帯とけの古典文芸

和歌を中心とした日本の古典文芸の清よげな姿と心におかしきところを紐解く。深い心があれば自ずからとける。

「小倉百人一首」 (九十七) 権中納言定家 平安時代の歌論と言語観で紐解く余情妖艶なる奥義

2016-04-10 19:30:02 | 古典

             



                      「小倉百人一首」余情妖艶なる奥義



 「百人一首」の和歌を、紀貫之、藤原公任、清少納言、定家の父藤原俊成の歌論と言語観に従って、歌の「表現様式」を知り「言の心」を心得て、且つ、歌言葉は「浮言綺語に似て」意味が戯れることも知って、和歌を聞けば、
「心におかしきところ」や「言の戯れに顕れる深い主旨・趣旨」が心に伝わる。ものに「包む」ように表現されてある。
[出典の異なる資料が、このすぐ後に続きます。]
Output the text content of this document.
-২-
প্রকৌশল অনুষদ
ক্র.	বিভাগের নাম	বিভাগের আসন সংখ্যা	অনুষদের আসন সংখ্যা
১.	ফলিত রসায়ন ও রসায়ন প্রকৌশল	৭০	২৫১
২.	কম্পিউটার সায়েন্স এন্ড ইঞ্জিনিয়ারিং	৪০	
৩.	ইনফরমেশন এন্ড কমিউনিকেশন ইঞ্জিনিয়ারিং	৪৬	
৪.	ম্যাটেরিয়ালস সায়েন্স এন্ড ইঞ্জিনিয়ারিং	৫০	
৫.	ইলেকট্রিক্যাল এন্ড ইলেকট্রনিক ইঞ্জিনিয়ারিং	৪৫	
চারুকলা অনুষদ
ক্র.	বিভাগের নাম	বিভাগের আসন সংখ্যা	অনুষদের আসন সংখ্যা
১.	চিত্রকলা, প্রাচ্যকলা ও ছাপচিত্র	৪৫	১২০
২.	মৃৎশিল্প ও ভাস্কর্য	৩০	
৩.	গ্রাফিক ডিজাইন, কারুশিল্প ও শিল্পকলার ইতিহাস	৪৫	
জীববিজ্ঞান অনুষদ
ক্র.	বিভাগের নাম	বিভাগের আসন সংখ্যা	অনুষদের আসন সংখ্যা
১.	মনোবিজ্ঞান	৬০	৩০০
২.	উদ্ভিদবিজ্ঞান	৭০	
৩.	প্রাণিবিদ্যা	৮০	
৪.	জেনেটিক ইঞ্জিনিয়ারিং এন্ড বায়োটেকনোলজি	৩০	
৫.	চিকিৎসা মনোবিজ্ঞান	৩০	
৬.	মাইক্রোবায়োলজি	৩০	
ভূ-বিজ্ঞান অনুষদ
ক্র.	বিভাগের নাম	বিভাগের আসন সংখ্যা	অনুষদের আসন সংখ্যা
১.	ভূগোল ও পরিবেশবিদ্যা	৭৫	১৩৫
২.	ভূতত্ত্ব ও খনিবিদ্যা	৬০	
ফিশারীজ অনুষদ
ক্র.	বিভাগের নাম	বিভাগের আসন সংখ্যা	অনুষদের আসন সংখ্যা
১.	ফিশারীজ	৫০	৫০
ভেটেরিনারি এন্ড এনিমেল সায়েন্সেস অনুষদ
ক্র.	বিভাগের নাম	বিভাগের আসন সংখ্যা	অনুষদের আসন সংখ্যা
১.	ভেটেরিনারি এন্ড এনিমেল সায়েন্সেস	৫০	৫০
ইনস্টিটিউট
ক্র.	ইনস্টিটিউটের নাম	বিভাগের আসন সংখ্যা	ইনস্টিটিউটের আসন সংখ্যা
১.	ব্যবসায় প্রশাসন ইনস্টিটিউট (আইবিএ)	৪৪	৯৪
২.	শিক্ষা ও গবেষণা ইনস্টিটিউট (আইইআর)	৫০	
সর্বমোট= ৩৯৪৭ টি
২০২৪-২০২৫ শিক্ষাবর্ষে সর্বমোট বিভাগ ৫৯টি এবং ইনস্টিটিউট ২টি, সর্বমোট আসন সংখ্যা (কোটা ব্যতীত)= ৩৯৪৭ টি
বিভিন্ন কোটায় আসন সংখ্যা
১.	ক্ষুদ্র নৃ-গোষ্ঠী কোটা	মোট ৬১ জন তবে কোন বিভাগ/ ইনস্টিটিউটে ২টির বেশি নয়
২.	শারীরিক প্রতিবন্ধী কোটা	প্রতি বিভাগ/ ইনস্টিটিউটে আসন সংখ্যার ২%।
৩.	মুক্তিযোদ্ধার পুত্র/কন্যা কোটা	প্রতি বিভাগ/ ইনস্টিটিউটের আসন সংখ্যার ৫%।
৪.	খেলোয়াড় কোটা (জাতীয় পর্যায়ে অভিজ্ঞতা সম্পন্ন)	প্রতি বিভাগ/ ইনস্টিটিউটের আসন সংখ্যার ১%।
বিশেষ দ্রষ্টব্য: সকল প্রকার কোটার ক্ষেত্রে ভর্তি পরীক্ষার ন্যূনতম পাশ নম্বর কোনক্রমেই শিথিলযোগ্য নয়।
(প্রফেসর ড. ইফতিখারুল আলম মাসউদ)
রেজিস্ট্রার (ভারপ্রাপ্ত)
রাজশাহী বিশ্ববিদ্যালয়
和歌は、俊成の言う通り「煩悩」、言い換えればエロス(性愛・生の本能)が表現されてある。歌言葉の戯れを利して、「清げな姿」の裏に、貫之のいう「玄之又玄」なる情態で秘められてある。今の人々は、一義な国文学的解釈に久しく連れ添い、離れ難いでしょうが、そろそろ、平安時代の和歌の文脈に一歩足を踏み入れてみれば、和歌の真髄が心に伝わるはずである。


 

藤原定家撰「小倉百人一首」 (九十七) 権中納言定家


   (九十七)
 来ぬ人をまつほの浦の夕なぎに 焼くや藻塩の身も焦れつつ

(来ぬ人を・我を、松帆の浦の夕凪時に、待つ女は妬きもきしているかなあ、焼く藻塩のように、心も・身も恋い焦がれながら……来ぬ人を待つ女の心の、夕凪に・心すみ心風吹かぬのに、我は恋し・身も乞いし、こ涸れ、つつ・筒)

 

言の戯れと言の心

「まつほ…浦の名…名は戯れる。松帆、松穂、待つお」「松…待つ…言の心は女」「ほ…お…男…おとこ」「うら…浦…言の心は女…心」「ゆふなぎ…夕凪…夕方風が止み波が静まること…ものの果て方に心静まり波立たないこと…(たぶん女は恋心が果てて)心冷めた状態にあること」「に…時を表す…となった・のに…変化の結果・逆接を表す」「焼くや藻塩…塩の製法」「焼く…妬く…身を焼くような痛々しさ」「や…疑問・詠嘆を表す」「こがれ…焦がれ…いちずに恋慕うこと…恋の炎に焼け死にそうなこと…こ枯れ…こ涸れ…おとこの果てざま」「つつ…継続を表す…筒…空しくなったおとこ」。

 

歌の清げな姿は、待つであろう女の情態を夢想する、男の恋。

心におかしきところは、女心は澄んで春風も吹かない、夕凪情態にある。男は恋い焦がれ、身も「こ涸れて」空しき筒となる・おとこの乞い。

 

新勅撰和歌集(新古今和歌集の次、第九代目の勅撰集) 恋歌三、建保六年(順徳天皇の御時・1218)の内裏歌合の恋歌。権中納言定家(11621241)、五十六歳頃の歌となる。

 

 

父俊成の歌論に従った表現であることは言うまでも無い。「歌言葉の戯れに、趣旨が顕れている」。それは、言わば煩悩であり即菩提である。

定家は「毎月抄」に「秀逸の歌」について述べている。(当ブログ1月1日にも引用した)。

「先ず、心深く、たけ高く巧みに言葉の外まで余れる様にて、姿けだかく、詞なべて続け難きが、しかも安らかに聞こゆるやうにて、おもしろく、幽かなる景趣たち添ひて、面影ただならず、気色は然るから、心も、そぞろかぬ歌にて侍り」。


 この歌論を、この歌に当てはめてみよう。

男の恒常的な恋心と乞い心を詠んで「先ず、心深い」。夕凪に天高く上る煙は「丈高く」、民の営みであり、恋と乞いの炎の気色であり、これらの言葉は「歌として・並べて続け難いが、安らかに聞こえ、おもしろい」。しかも「幽かなる景趣たち添って余るほどで、乞いの・面影はただならぬ様子である」。「このように・歌の・気色だけではなく、歌の心も・心におかしきところも、むやみやたらなさまではない」のを、優れた歌という。

この定家の歌論が、今のところ、我が「聞き耳」には、、このように聞こえる。